1736 January 25 (Sunday). In the Morning Dr. Gott came up to see my Wife. She was considerably easier, cooler and better. I could not go to Meeting, a.m. I sent Dr. Colmans Parable of the Ten Virgins,[1] and directed to the Sermon on v. 6, which was read. P.M. I was more composed and I went to worship. Repeated a Sermon on Job 22.21.[2] My wife in a more hopefull way. Mr. Jonathan Forbush’s wife[3] staid with us. The Doctor does not know but that the Fever is at the height. We undertake to wean the Child.[4]
[1]Benjamin Colman, Practical Discourses upon the Parable of the Ten Virgins (London, 1707). Colman (1673-1747), Harvard 1691, was minister of Boston’s Brattle Square Church, 1699-1747. SHG 4:120-37.

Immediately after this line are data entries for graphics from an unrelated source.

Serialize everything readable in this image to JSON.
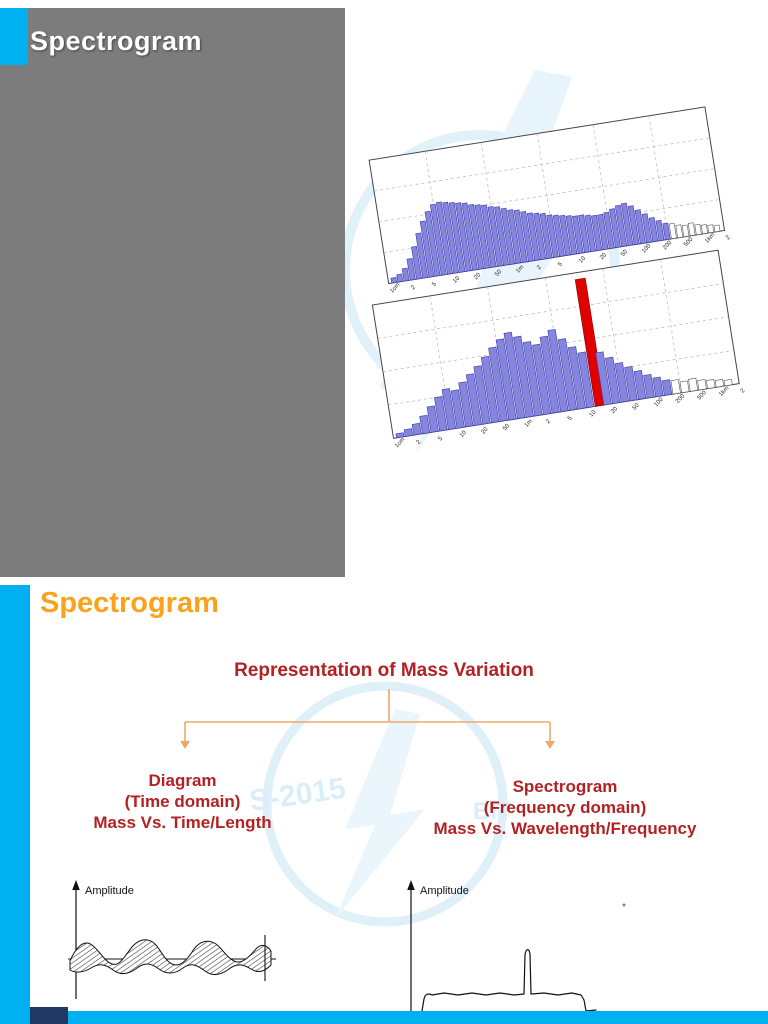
{
  "colors": {
    "cyan": "#00B0F0",
    "gray": "#7C7C7C",
    "orange": "#FAA21B",
    "darkred": "#B22222",
    "connector": "#F0A868",
    "navy": "#1F3864",
    "watermark": "#D2EAF7"
  },
  "slide1": {
    "title": "Spectrogram"
  },
  "slide2": {
    "title": "Spectrogram",
    "heading": "Representation of Mass Variation",
    "left_branch": {
      "line1": "Diagram",
      "line2": "(Time domain)",
      "line3": "Mass Vs. Time/Length"
    },
    "right_branch": {
      "line1": "Spectrogram",
      "line2": "(Frequency domain)",
      "line3": "Mass Vs. Wavelength/Frequency"
    },
    "left_diagram": {
      "ylabel": "Amplitude"
    },
    "right_diagram": {
      "ylabel": "Amplitude"
    }
  },
  "watermark": {
    "year": "2015",
    "frag_left": "S-2015",
    "frag_right": "BIT"
  },
  "chart_data": [
    {
      "type": "bar",
      "name": "spectrogram-upper",
      "x_ticks": [
        "1cm",
        "2",
        "5",
        "10",
        "20",
        "50",
        "1m",
        "2",
        "5",
        "10",
        "20",
        "50",
        "100",
        "200",
        "500",
        "1km",
        "2"
      ],
      "values": [
        4,
        6,
        10,
        17,
        26,
        36,
        45,
        52,
        57,
        58,
        57,
        56,
        55,
        54,
        52,
        51,
        50,
        48,
        47,
        45,
        43,
        42,
        40,
        38,
        37,
        36,
        34,
        33,
        32,
        31,
        30,
        30,
        29,
        28,
        28,
        29,
        31,
        33,
        34,
        31,
        27,
        23,
        19,
        16,
        13
      ],
      "tail_values": [
        12,
        10,
        9,
        10,
        8,
        7,
        6,
        5
      ],
      "red_index": null,
      "bar_color": "#8585DE",
      "bar_stroke": "#3A3AB0",
      "red_color": "#E00000",
      "ylim": [
        0,
        100
      ],
      "grid": true
    },
    {
      "type": "bar",
      "name": "spectrogram-lower-with-fault-peak",
      "x_ticks": [
        "1cm",
        "2",
        "5",
        "10",
        "20",
        "50",
        "1m",
        "2",
        "5",
        "10",
        "20",
        "50",
        "100",
        "200",
        "500",
        "1km",
        "2"
      ],
      "values": [
        3,
        5,
        8,
        13,
        19,
        25,
        30,
        28,
        33,
        38,
        43,
        49,
        55,
        60,
        64,
        60,
        55,
        52,
        57,
        61,
        53,
        46,
        41,
        95,
        39,
        34,
        29,
        25,
        21,
        17,
        14,
        11
      ],
      "tail_values": [
        10,
        8,
        9,
        7,
        6,
        5,
        4
      ],
      "red_index": 23,
      "bar_color": "#8585DE",
      "bar_stroke": "#3A3AB0",
      "red_color": "#E00000",
      "ylim": [
        0,
        100
      ],
      "grid": true
    }
  ]
}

[2]Job 22.21, “Acquaint now thyself with him, and be at peace: thereby good shall come unto thee.”
[3]Jonathan Firbush m. Hannah Holloway, ____, ___ [1705 or 1706]; she d. Nov. 17, 1756 (MVR, 252; Parkman diary, Nov. 18, 1756). She served as a midwife (with Parkman first referring to her as “Granny,” Dec. 17, 1738).
[4]See Ross W. Beales, Jr., “Nursing and Weaning in an Eighteenth-Century New England Household,” in Peter Benes, ed., Families and Children (The Dublin Seminar for New England Folklife, Annual Proceedings, 1985; Boston: Boston University, 1987), 48-63.